Posts Tagged ‘Union Thanksgiving Service’

Rochester’s Union Thanksgiving Service

November 24, 2011

Third Presbyterian

I celebrated Thanksgiving by attending an interfaith Union Thanksgiving Service this morning at Third Presbyterian Church here in Rochester, N.Y., with participating clergy from the home church, First Baptist Church, First Unitarian Church, First Universalist Church, Temple Beth El, Temple B’rith Kodesh, and Temple Sinai.

A Muslim representing the Islamic Center of Rochester preached the sermon, on the Quran’s teaching of the duty to be grateful for God’s blessings.  A member of Our Lady Queen of Peace Catholic Church played the organ.

Union Thanksgiving Services have been held in Rochester every year starting in 1874, when First Unitarian, First Universalist and Temple B’rith Kodesh held a joint Thanksgiving service.  Our claim is that it is the longest-running Union Thanksgiving Service in the United States.

The hosting of the services is rotated among the participating congregations, and the different parts of the service are rotated among the participating clergy.  Next year Temple B’rith Kodesh will host the service, and somebody from First Baptist Church will give the sermon.

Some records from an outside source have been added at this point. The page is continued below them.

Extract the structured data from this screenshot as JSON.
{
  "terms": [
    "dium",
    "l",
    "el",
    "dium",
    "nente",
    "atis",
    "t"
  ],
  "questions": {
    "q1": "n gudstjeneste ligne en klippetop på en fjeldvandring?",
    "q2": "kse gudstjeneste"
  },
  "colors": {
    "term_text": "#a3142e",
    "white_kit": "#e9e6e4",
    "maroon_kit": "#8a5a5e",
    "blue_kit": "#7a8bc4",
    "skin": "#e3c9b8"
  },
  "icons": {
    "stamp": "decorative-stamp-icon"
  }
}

One exception to the rotation is the Muslim call to prayer, which is part of each year’s service.  When done properly, it is very powerful and penetrating, and I can imagine someone on a minaret being heard for a mile or more.  This year’s caller was a college student, who wasn’t quite as powerful as some of the more experience callers in prior years.

Another thing we always have is the blowing of the shofar, or ram’s horn, which is part of Jewish worship.  This year the blower played a kind of tune on the shofar, which I’d never heard before and wouldn’t have been sure was possible.

Giving of thanks for blessings, and celebration of harvest-time festivals around harvest-time, are part of every religion and culture of which I know.  Knowing I live in a world where people are still killing each other in the name of religion, I feel good when I am able to attend an interfaith service such as this.

I wouldn’t be so bold as to claim that interfaith religious services happen only in America, but I think they represent what is good in American life—the willingness of people of diverse heritages to seek common ground.